I suggest that you quickly read this document, then the other documents in the order listed. Then re-read all of them more carefully.
You may do this project alone or with a partner using pair-programming. You may talk with other people about it, of course, and get help as needed.
Your code must
not
contain any GUI components (such as Frame, JFrame, or JApplet). Far cry from
recent assignments, I know!
Milestones
Milestone 1:
After reading the input, your program should produce a correct Markov chain of words (as described in the
Markov document). All of the provided JUnit tests for milestone 1 should pass.
Milestone 2:
Process the words created by the Markov chain algorithm so that the output contains justified lines of the length specified (as described in the
Justification document). All of the provided JUnit test cases for both milestones should pass.
Efficiency
Minor details of efficiency are not a concern here, but the running time should certainly be an asymptotic
linear function
of the number of input words. If your program takes 20 minutes to run for one of the large files in the
texts
folder, chances are good that you have an N2
algorithm. The first thing you might look at is how you do the input.
Documents and folders
There are five main documents associated with this assignment:
-
overview.html
describes the goals of the assignment, the four required command-line arguments, the data structures to be used, and the submission instructions.
-
markov.html
describes the Markov Chain algorithm that you are to use to generate semi-random text.
-
justification.html
describes the algorithm for producing text that is left and right justified.
-
examples.html
gives examples of using several data structures and methods useful for this assignment.
- The
turn-in instructions.
-
The grading rubric. [Word document]
There is also a folders,
multiset. We are providing a MultiSet class for you. The multiset folder contains:
-
javadoc
for the Multiset class, and
-
TestMultiSet.java, which should help you to understand how the MultiSet class works.

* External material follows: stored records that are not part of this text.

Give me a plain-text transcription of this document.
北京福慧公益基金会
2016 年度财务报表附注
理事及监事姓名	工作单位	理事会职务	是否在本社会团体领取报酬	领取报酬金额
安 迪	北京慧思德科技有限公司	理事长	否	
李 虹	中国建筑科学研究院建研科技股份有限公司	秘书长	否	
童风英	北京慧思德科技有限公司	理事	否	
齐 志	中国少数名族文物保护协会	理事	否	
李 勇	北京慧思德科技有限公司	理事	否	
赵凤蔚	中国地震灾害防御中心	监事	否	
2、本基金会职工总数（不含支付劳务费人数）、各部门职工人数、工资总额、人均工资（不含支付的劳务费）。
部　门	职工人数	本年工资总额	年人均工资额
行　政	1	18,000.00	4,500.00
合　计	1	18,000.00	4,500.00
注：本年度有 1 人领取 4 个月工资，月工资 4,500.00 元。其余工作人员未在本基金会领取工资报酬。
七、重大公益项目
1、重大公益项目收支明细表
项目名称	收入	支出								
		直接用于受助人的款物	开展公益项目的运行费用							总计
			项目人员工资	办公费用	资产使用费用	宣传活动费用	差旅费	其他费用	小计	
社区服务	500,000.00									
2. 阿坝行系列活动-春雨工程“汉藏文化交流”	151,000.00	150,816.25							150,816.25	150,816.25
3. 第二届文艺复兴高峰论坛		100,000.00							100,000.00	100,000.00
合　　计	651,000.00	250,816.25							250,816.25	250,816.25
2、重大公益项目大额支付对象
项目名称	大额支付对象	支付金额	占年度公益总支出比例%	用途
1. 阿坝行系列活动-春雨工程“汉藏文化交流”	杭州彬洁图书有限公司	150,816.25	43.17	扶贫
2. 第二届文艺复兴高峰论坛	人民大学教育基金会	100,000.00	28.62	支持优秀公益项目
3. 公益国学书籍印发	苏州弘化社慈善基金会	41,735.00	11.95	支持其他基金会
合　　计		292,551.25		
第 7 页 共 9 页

The bytecode, but not source code, for MultiSet is included in the Eclipse template you will use.
Suggested process for getting started on this assignment
-
Read all the documents once briefly, then again more thoroughly. You may want to print them and highlight the key items that you need to remember.
-
Check out the Markov project from your SVN repository, listed here.
-
Make sure the project runs in your Eclipse, both as a Java application and as JUnit tests.
-
For your own development work, you will probably want to run the application and view its output. You can tell Eclipse to use command-line arguments, by choosing, choose Run → Run..., and selecting the Arguments tab. (You could also just add test cases directly to the main method, just be sure to comment them out when done debugging.)
Why can't I just do it my way?
Why do you have to use the data structures that I specify, instead of simply writing the program "from scratch"?
Some of the later assignments will leave more of the design decisions to you, but others will not. It is important to get practice in implementing other people's specifications and designs, and using classes that are provided for you.